I think K14's "Basal Eurasian" admixture, in combination with it's MA1-related ancestry, brings it close to South Central Asians, since South Central Asians are living populations that most closely approximate a "simple" mixture of "Basal Eurasian"+ANE (if South Central Asians didn't have ASI, this would actually be the case, since there is very little WHG ancestry in South Asia).
If you look at the Supplementary Material, f3 and D-statistics, direct measures of closeness, these show K14 is closer to Lithuanians than any other population. Pathans and Kalash have similar relatedness to K14 as Iranians, Druze and Samaritans (i.e. Middle Eastern populations without African admixture).
But K14 is just not very close to Lithuanians. Or anyone. Hence it falls close to the centre in terms of affinity to modern people.
"Chad Rohlfsen said...
Sweet! Maybe this throws out the K2b developing in SE Asia, mess. He could likely be an ancestor to all of us with R and Q. Any chance someone on here wants to look for anything K2b and under?"
@Chad Rohlfsen
I can look:
First of all K2b1 are S and M - Papuans and Melanesians.

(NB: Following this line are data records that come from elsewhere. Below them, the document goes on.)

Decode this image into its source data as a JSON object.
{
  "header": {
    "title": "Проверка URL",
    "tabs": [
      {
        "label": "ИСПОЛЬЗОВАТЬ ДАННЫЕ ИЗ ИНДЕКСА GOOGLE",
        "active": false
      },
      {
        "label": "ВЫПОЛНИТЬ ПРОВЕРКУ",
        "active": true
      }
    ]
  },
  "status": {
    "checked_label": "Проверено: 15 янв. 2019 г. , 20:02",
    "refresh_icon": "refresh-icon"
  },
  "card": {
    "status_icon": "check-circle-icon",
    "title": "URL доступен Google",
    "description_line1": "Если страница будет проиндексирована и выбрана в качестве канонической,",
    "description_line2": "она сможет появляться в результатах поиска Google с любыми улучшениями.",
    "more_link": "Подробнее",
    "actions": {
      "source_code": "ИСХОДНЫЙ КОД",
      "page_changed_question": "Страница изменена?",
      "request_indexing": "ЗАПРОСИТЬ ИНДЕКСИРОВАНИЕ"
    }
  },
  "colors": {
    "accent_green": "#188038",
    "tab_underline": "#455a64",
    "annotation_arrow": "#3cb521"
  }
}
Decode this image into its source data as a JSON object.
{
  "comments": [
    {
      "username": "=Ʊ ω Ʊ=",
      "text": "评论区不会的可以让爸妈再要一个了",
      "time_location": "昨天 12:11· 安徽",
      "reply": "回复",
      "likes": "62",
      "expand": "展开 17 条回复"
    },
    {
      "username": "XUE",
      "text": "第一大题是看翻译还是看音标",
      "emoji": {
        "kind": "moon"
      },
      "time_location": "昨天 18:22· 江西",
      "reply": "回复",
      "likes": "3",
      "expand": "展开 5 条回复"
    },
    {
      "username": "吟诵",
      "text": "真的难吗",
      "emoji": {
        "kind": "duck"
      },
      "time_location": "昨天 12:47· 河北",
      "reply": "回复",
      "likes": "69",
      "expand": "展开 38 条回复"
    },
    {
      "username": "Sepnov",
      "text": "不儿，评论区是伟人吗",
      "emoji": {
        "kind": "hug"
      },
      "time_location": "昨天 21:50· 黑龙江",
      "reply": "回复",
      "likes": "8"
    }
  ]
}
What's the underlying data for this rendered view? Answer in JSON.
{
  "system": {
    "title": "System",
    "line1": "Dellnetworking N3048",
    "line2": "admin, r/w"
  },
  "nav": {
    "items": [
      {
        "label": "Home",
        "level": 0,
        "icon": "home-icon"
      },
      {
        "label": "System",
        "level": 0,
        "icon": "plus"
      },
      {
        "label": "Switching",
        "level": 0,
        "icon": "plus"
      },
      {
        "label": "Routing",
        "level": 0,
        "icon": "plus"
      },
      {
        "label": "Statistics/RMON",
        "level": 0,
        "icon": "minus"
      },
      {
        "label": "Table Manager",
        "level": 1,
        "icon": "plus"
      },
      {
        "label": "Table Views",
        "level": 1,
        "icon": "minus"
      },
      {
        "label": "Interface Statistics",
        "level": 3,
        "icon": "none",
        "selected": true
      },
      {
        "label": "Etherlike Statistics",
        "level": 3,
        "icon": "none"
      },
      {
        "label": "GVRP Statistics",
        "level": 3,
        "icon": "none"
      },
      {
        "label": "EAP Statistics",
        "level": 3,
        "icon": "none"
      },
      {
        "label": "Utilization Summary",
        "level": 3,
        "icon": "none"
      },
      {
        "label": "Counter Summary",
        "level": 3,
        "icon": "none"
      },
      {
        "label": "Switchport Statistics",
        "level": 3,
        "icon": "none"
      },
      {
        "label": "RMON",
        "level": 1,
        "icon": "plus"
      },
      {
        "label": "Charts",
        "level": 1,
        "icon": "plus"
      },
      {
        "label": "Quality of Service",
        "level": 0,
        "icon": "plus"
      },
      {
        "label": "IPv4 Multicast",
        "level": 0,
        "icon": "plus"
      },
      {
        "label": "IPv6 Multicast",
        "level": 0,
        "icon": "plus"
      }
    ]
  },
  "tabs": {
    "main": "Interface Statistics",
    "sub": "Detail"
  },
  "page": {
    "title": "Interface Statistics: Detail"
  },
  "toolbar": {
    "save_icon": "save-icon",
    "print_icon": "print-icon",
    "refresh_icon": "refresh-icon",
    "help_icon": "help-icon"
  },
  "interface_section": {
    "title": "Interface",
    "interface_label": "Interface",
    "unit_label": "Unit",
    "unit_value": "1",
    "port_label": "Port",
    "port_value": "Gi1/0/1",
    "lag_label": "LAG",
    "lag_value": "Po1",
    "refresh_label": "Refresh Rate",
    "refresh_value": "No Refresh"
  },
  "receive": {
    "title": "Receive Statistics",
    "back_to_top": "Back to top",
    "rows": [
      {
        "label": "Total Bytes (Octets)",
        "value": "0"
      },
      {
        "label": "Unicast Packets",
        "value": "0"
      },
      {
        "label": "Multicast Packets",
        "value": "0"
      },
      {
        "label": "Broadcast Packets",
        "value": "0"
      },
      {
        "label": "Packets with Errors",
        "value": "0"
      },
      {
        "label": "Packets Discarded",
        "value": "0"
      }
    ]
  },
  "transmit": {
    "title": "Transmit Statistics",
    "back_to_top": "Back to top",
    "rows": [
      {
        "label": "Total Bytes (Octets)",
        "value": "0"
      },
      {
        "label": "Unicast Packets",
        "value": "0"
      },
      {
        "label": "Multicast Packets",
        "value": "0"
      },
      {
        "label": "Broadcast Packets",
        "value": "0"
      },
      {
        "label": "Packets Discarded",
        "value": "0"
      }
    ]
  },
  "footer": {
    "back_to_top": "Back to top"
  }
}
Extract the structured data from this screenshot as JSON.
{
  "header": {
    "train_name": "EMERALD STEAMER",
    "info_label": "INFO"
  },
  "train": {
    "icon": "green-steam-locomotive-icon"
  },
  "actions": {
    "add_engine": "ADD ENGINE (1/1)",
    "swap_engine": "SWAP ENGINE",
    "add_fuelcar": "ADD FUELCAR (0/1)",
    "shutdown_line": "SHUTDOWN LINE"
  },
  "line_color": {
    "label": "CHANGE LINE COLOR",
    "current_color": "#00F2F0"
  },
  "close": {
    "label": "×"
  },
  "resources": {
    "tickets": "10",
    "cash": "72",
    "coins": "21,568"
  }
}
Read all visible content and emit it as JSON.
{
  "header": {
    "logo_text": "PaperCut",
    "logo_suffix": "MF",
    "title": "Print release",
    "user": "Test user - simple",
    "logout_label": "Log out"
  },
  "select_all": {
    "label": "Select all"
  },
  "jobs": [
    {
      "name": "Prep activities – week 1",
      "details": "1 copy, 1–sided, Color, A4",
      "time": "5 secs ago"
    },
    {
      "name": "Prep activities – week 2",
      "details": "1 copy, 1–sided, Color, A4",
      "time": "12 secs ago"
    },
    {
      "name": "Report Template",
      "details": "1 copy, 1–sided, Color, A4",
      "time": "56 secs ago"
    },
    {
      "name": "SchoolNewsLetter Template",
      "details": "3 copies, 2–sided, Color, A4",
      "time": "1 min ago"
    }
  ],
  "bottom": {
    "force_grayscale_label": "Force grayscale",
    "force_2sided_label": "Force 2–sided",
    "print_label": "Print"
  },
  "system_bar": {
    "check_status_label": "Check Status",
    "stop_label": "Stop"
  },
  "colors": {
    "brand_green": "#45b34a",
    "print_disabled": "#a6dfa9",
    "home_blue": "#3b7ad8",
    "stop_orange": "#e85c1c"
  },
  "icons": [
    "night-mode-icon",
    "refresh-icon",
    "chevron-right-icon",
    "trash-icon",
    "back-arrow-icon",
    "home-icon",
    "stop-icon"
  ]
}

As for K2b2 - P* is present in Philippines and Siberia, too and R2 in SW India. So, it seems, that if there are any candidates, then Q might be the only one, who originated in Siberia - rest, just like K2 groups, originated in SE Asia.
@Davidski
There exist Oase 1(K2a*) in Romania, but that doesn't mean, that chinese originated in Europe. Oase belongs to extinct line and so is Ust'-Ishim. The only thing this paper shows is that early people spread quickly and far and in just 15 000 years could circle around Asia and mate with anyone who were present in their way and could settle thousands of km away from their nearest group of relatives.
PS If we have a map that shows situation 45000BP, it would be nice to have it with ice of Ice Age on it or at least mention, that this shows Global warming post Ice Age era map. Anyway - Earth map of 45000BP should have more land mass - in Siberia it should have been extended more to north, than now and should also connect America, also SE Asia should have landbridges, Japan connected to mainland, no Yellow Sea, Andaman islands with remnant D population connected to mainland, Persian Gulf and Red sea nonexistent, land bridges that connects Europe to Africa, etc. etc. It is a really terrible map, that shows only location of remains nowadays and it doesn't help. It just confuses people.